Warning: Sweeping pontifical claims ahead from Lawrence O'Donnell. Best taken with shaker of salt.
As is his wont, O'Donnell was holding forth last night during MSNBC's coverage of the Iowa caucuses, making not one but two statements of alleged fact that went beyond dubious to flat-out inaccurate (video after page break) --
O'DONNELL: In Republican presidential politics, familiarity does not breed contempt, it breeds votes. In your lifetime, the Republicans have never nominated a first-time presidential candidate. You have to go to 1964 to Barry Goldwater to get the last one, a fire-breathing conservative who lost worse than any Republican's ever lost. That scared the Republican Party about these first timers. The Democrats, the last four nominees, were first time they ran for president.
RACHEL MADDOW: Yeah.
O'DONNELL: And two of them won, Obama and ...

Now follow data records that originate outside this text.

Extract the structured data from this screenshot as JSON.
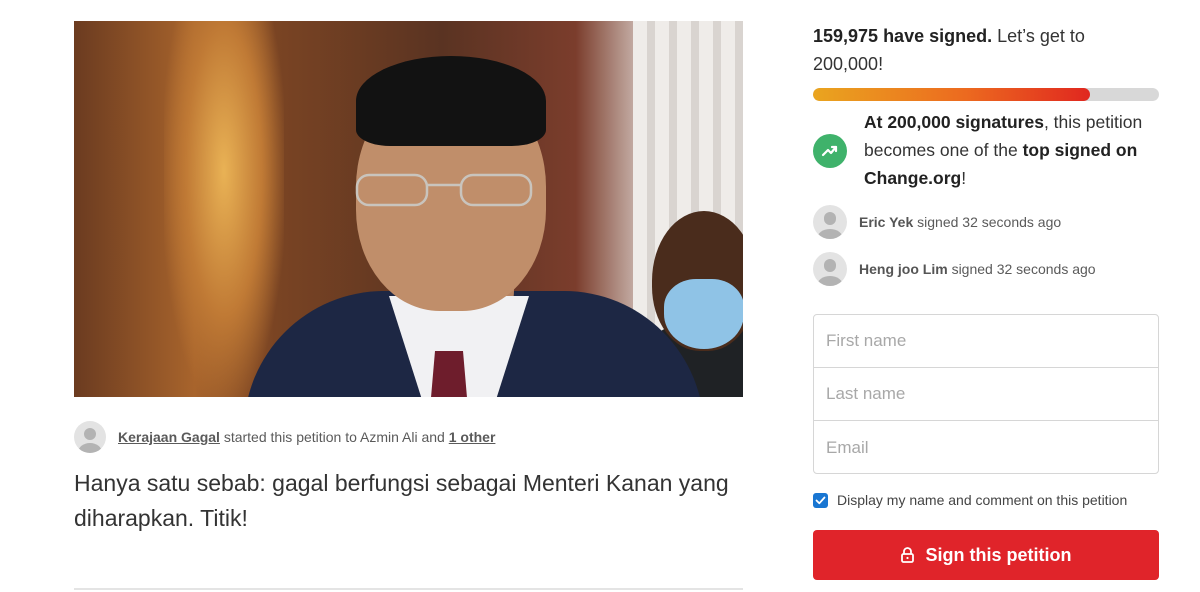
{
  "starter": {
    "name": "Kerajaan Gagal",
    "middle": "started this petition to Azmin Ali and",
    "others": "1 other"
  },
  "petition": {
    "headline": "Hanya satu sebab: gagal berfungsi sebagai Menteri Kanan yang diharapkan. Titik!"
  },
  "signatures": {
    "count": "159,975 have signed.",
    "cta": "Let’s get to 200,000!",
    "progress_fraction": 0.8
  },
  "milestone": {
    "icon": "trending-up-icon",
    "part1": "At 200,000 signatures",
    "part2": ", this petition becomes one of the ",
    "part3": "top signed on Change.org",
    "part4": "!",
    "color": "#3fb26b"
  },
  "recent_signers": [
    {
      "name": "Eric Yek",
      "action": "signed 32 seconds ago"
    },
    {
      "name": "Heng joo Lim",
      "action": "signed 32 seconds ago"
    }
  ],
  "form": {
    "first_name_placeholder": "First name",
    "last_name_placeholder": "Last name",
    "email_placeholder": "Email"
  },
  "consent": {
    "label": "Display my name and comment on this petition",
    "checked": true
  },
  "sign_button": {
    "label": "Sign this petition",
    "icon": "lock-icon",
    "color": "#e0242a"
  }
}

MADDOW: Well, Chris (Matthews) was talking about feeding the hot hand, your hand is hot, we've never seen you before, but go with it.
One can accurately claim that Republicans are not inclined to nominate first-time presidential candidates, but not nearly to the extent declared by O'Donnell. Does the name George W. Bush ring a bell, Larry? Bush, then in his second term as governor of Texas, was nominated by the GOP in 2000 -- in his first campaign for president.
How about Gerald Ford? After becoming president upon Nixon's resignation in 1974, Ford ran two years later seeking to be elected outright -- in his first campaign for president.
O'Donnell doubled down with his bogus claim, asserting that the Democrats' last four nominees had run for the first time. This is true of the last two -- Obama in 2008 and Kerry in 2004 -- but most assuredly not of the next two. Al Gore was the Democratic nominee in 2000, having run in 1988 and given Michael Dukakis a run for his money. In 1996, Bill Clinton was the Democratic nominee running for re-election, though this could not be his first race for president, seeing how Clinton was, uh, already in the White House.